Once upon a time, I played the flute in the school orchestra. I especially enjoyed playing those musical pieces where a portion of the score built up to a crescendo, followed by a moment of silence where all the instruments paused at once. It only lasted a beat or two and then the strings would quietly start again. It was a powerful moment. That silence wasn’t a random absence of sound; it was placed there by the composer as a key part of the music. It was essential to the movement and feel of the piece. The lack of sound was almost a sound in itself.
Sometimes, we hear the sound of silence in our spiritual life. Perhaps we’ve prayed and prayed and still no answer comes. Maybe we’ve been in a long season of waiting and the silence grows increasingly loud as the days wear on. Or maybe we find ourselves in a spiritual wilderness where the fog of doubt and uncertainty is thick. We feel all alone. Abandoned. Forgotten. And the silence makes us think God has turned and simply walked away. We start to think he’s given up on us and begin to wonder if we should too.
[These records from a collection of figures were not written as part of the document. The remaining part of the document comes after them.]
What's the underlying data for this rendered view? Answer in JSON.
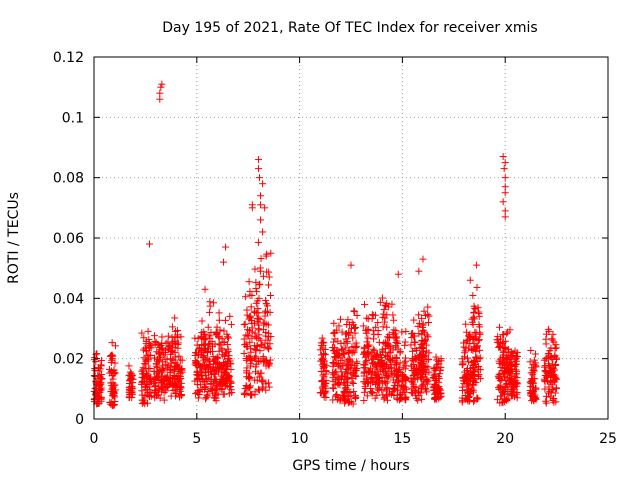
{
  "chart_data": {
    "type": "scatter",
    "title": "Day 195 of 2021, Rate Of TEC Index for receiver xmis",
    "xlabel": "GPS time / hours",
    "ylabel": "ROTI / TECUs",
    "xlim": [
      0,
      25
    ],
    "ylim": [
      0,
      0.12
    ],
    "xticks": [
      "0",
      "5",
      "10",
      "15",
      "20",
      "25"
    ],
    "yticks": [
      "0",
      "0.02",
      "0.04",
      "0.06",
      "0.08",
      "0.1",
      "0.12"
    ],
    "grid": true,
    "marker": "+",
    "color": "#ff0000",
    "clusters": [
      {
        "x": [
          0.0,
          0.4
        ],
        "y": [
          0.005,
          0.024
        ]
      },
      {
        "x": [
          0.75,
          1.05
        ],
        "y": [
          0.004,
          0.027
        ]
      },
      {
        "x": [
          1.7,
          1.9
        ],
        "y": [
          0.007,
          0.019
        ]
      },
      {
        "x": [
          2.3,
          2.8
        ],
        "y": [
          0.005,
          0.031
        ]
      },
      {
        "x": [
          2.9,
          3.6
        ],
        "y": [
          0.006,
          0.032
        ]
      },
      {
        "x": [
          3.6,
          4.3
        ],
        "y": [
          0.007,
          0.036
        ]
      },
      {
        "x": [
          4.9,
          5.5
        ],
        "y": [
          0.006,
          0.036
        ]
      },
      {
        "x": [
          5.5,
          6.1
        ],
        "y": [
          0.006,
          0.042
        ]
      },
      {
        "x": [
          6.1,
          6.7
        ],
        "y": [
          0.008,
          0.036
        ]
      },
      {
        "x": [
          7.3,
          7.7
        ],
        "y": [
          0.007,
          0.048
        ]
      },
      {
        "x": [
          7.8,
          8.6
        ],
        "y": [
          0.008,
          0.064
        ]
      },
      {
        "x": [
          11.0,
          11.3
        ],
        "y": [
          0.007,
          0.031
        ]
      },
      {
        "x": [
          11.6,
          12.3
        ],
        "y": [
          0.005,
          0.035
        ]
      },
      {
        "x": [
          12.3,
          12.8
        ],
        "y": [
          0.004,
          0.044
        ]
      },
      {
        "x": [
          13.1,
          13.8
        ],
        "y": [
          0.006,
          0.04
        ]
      },
      {
        "x": [
          13.8,
          14.6
        ],
        "y": [
          0.006,
          0.041
        ]
      },
      {
        "x": [
          14.6,
          15.2
        ],
        "y": [
          0.006,
          0.034
        ]
      },
      {
        "x": [
          15.4,
          16.0
        ],
        "y": [
          0.006,
          0.036
        ]
      },
      {
        "x": [
          15.9,
          16.3
        ],
        "y": [
          0.009,
          0.044
        ]
      },
      {
        "x": [
          16.5,
          16.9
        ],
        "y": [
          0.006,
          0.022
        ]
      },
      {
        "x": [
          17.9,
          18.5
        ],
        "y": [
          0.005,
          0.034
        ]
      },
      {
        "x": [
          18.4,
          18.8
        ],
        "y": [
          0.006,
          0.05
        ]
      },
      {
        "x": [
          19.6,
          20.3
        ],
        "y": [
          0.005,
          0.033
        ]
      },
      {
        "x": [
          20.2,
          20.6
        ],
        "y": [
          0.007,
          0.024
        ]
      },
      {
        "x": [
          21.2,
          21.5
        ],
        "y": [
          0.006,
          0.024
        ]
      },
      {
        "x": [
          21.9,
          22.5
        ],
        "y": [
          0.005,
          0.032
        ]
      }
    ],
    "outliers": [
      {
        "x": 3.2,
        "y": 0.106
      },
      {
        "x": 3.2,
        "y": 0.108
      },
      {
        "x": 3.25,
        "y": 0.11
      },
      {
        "x": 3.3,
        "y": 0.111
      },
      {
        "x": 2.7,
        "y": 0.058
      },
      {
        "x": 6.3,
        "y": 0.052
      },
      {
        "x": 6.4,
        "y": 0.057
      },
      {
        "x": 5.4,
        "y": 0.043
      },
      {
        "x": 7.7,
        "y": 0.07
      },
      {
        "x": 7.7,
        "y": 0.071
      },
      {
        "x": 8.0,
        "y": 0.086
      },
      {
        "x": 8.0,
        "y": 0.083
      },
      {
        "x": 8.05,
        "y": 0.08
      },
      {
        "x": 8.1,
        "y": 0.074
      },
      {
        "x": 8.1,
        "y": 0.071
      },
      {
        "x": 8.2,
        "y": 0.078
      },
      {
        "x": 8.1,
        "y": 0.066
      },
      {
        "x": 8.2,
        "y": 0.062
      },
      {
        "x": 8.3,
        "y": 0.07
      },
      {
        "x": 12.5,
        "y": 0.051
      },
      {
        "x": 16.0,
        "y": 0.053
      },
      {
        "x": 15.8,
        "y": 0.049
      },
      {
        "x": 14.8,
        "y": 0.048
      },
      {
        "x": 18.3,
        "y": 0.046
      },
      {
        "x": 18.6,
        "y": 0.051
      },
      {
        "x": 19.9,
        "y": 0.087
      },
      {
        "x": 20.0,
        "y": 0.085
      },
      {
        "x": 19.95,
        "y": 0.083
      },
      {
        "x": 20.0,
        "y": 0.08
      },
      {
        "x": 20.0,
        "y": 0.077
      },
      {
        "x": 20.0,
        "y": 0.075
      },
      {
        "x": 19.9,
        "y": 0.072
      },
      {
        "x": 20.0,
        "y": 0.069
      },
      {
        "x": 20.0,
        "y": 0.067
      }
    ]
  }
}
Yet, I wonder if we might have the wrong assumption about God’s silence. Perhaps, God’s silence isn’t silence at all. Perhaps what seems like silence is actually an important pause in the score of our life. Because it’s often in the quiet where the real work takes place. We see this truth lived out in the stillness of winter. When there’s no rustling leaves on the trees or acorns dropping to the ground or squirrels scurrying in the brush, life continues on in the quiet of the earth underground. We also know that in the darkness of the womb, a child is knit together. Even before her mother feels the first stirring of life, her heart beats strong. And in the quiet of each night, while all the world sleeps, our bodies and minds continue their labors, drawing breath and circulating blood and firing synapses.
God too is at work, even in the silence. God is at work especially in the silence.
Often, the silence is the work.
I’ve been thinking about this over these many months of our present crisis. Individually and corporately, we’ve faced loss and heartache and uncertainty. We’ve cried out in prayer for God to step in fix the brokenness. Many of us wait for his response. In that waiting, all we hear is the sound of God’s silence.
I can’t help but think of the prophet’s words in Lamentations 3, “The LORD is good to those who wait for him, to the soul who seeks him. It is good that one should wait quietly for the salvation of the LORD” (vv. 25-26). It is good to wait for God. God is good to us who wait. There is good in quietly waiting on the Lord.
There is good in the silence.
Silence forces us to hear things we can’t hear in the usual cacophony of life. It makes us sit alone and notice those things we often avoid or drown out with busyness and other distractions. Our thoughts, feelings, desires, and motivations become our only companions. The silence gives us an opportunity to take an honest look at ourselves. To see what we truly love and trust and hope in. To perhaps realize how fickle our hearts are and how far we’ve wandered from God. To see lies we’ve long believed and lived by. And ultimately, to grasp just how much we need God’s grace poured out in our lives. That we need him and can’t live without him. That he alone is our life.
Then, like the flash of light in the darkest night, God breaks the silence. The Spirit prompts our hearts and reminds us of what is true. And we realize God has been there all along. The fog lifts and we see the trail of his grace that both led us into the silence and remained there beside us.
We all have seasons of waiting in the Christian life. In those seasons, God may be silent. The prophet encourages: “Let him sit alone in silence when it is laid on him; let him put his mouth in the dust—there may yet be hope…For the Lord will not cast off forever, but, though he cause grief, he will have compassion according to the abundance of his steadfast love” (Lam. 3:28-29,30-31). The sound of God’s silence will not last forever. It is but a pause used for his good purposes in our lives. When all is quiet, we must remember and rest in his steadfast love. We must wait with expectation, knowing his timing is perfect. He will execute the next note in perfect time with his will and plan.
One day, all the silences of life will find their place in the score of our lives and we’ll hear it played out in its completion. We’ll hear the most beautiful composition ever played, the song God wrote before time began, the song of redemption.